Whitney Palmer

Healthcare. Politics. Family.

In Radiology, Turnaround Time is King

Published on the Nov. 13, 2015, DiagnosticImaging.com website

By Whitney L.J. Howell

In today’s health care environment, radiology is being asked to be the Medical Six Million Dollar Man – the specialty is expected to be better, stronger, and faster than before. And, integral to that achievement is the quickest radiology report turnaround time possible.

The quest for the most rapid turnaround time (TAT) isn’t new – in many ways, it’s been the Holy Grail of radiology for nearly a decade. But, there’s a growing number of tools now available that are designed to shave away the amount of time it takes a radiologist to read a study and return his or her diagnosis to a referring physician. The question plaguing providers – and industry experts – is how fast is too fast?

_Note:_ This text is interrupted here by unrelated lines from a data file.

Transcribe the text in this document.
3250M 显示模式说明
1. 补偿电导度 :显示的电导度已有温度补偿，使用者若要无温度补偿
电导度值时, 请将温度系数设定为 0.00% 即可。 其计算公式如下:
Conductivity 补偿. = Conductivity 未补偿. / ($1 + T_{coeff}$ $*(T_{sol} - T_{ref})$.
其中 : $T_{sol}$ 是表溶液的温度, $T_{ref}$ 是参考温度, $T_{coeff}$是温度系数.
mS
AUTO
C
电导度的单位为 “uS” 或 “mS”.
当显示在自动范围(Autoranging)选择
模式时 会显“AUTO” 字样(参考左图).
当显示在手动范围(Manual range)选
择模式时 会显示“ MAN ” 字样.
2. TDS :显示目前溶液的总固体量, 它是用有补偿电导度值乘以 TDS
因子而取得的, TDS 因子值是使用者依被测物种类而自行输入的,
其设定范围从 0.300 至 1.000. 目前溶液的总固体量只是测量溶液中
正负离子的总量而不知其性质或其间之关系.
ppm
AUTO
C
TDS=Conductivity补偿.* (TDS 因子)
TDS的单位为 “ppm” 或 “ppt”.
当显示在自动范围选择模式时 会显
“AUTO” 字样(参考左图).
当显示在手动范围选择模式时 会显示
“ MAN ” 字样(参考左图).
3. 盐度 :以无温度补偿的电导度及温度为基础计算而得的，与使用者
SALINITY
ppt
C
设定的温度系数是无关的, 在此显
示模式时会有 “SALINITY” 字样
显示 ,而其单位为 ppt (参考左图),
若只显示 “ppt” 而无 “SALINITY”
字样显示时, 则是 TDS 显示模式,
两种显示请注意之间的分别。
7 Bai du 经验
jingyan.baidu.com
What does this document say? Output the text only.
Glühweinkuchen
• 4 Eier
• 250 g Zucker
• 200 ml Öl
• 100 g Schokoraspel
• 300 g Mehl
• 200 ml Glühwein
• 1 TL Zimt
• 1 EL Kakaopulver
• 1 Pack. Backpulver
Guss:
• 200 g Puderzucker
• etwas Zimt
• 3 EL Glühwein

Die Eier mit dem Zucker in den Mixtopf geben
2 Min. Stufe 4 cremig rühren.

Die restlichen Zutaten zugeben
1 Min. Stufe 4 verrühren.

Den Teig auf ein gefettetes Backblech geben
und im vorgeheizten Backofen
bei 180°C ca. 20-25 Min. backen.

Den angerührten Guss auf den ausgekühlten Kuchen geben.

“Turnaround times are variable. Some tests require 15 minutes to read, such as chest X-rays for pneumonia or CT scans for brain bleeds, and others require longer,” said Eric England, MD, radiology assistant professor and residency director for the University of Cincinnati College of Medicine. “The biggest issue is that this is being used as a way to measure the quality of radiology services. Rather than the quality of the report, more emphasis is placed on the turnaround time.”

According to a 2013 Imaging Performance Partnership TAT survey of 86 hospitals, imaging centers, children’s hospitals, and academic medical centers, hospital and practice leaders rank efficient TATs among their highest priorities – assigning it a 5.7 and 5.5 out of 6 rating, respectively.

The emphasis placed on TAT has already sparked changes, based on survey results. Between 2009 and 2012, reading times for non-advanced imaging in all care settings dropped by 54.5%. For example, emergency department (ED) TAT dropped from an average of 2 to 4 hours to between 30 minutes and 2 hours; inpatient times from same day to 4to 8 hours; and outpatient from 24 hours to 4 to 8 hours. Making these changes is vital to demonstrating radiology’s impact and importance, study authors wrote.

“Ensuring radiologist performance on fundamental aspects of reading and reporting is a critical starting point for radiology group leaders looking to remain competitive and demonstrate value to hospital partners,” authors wrote about the survey results.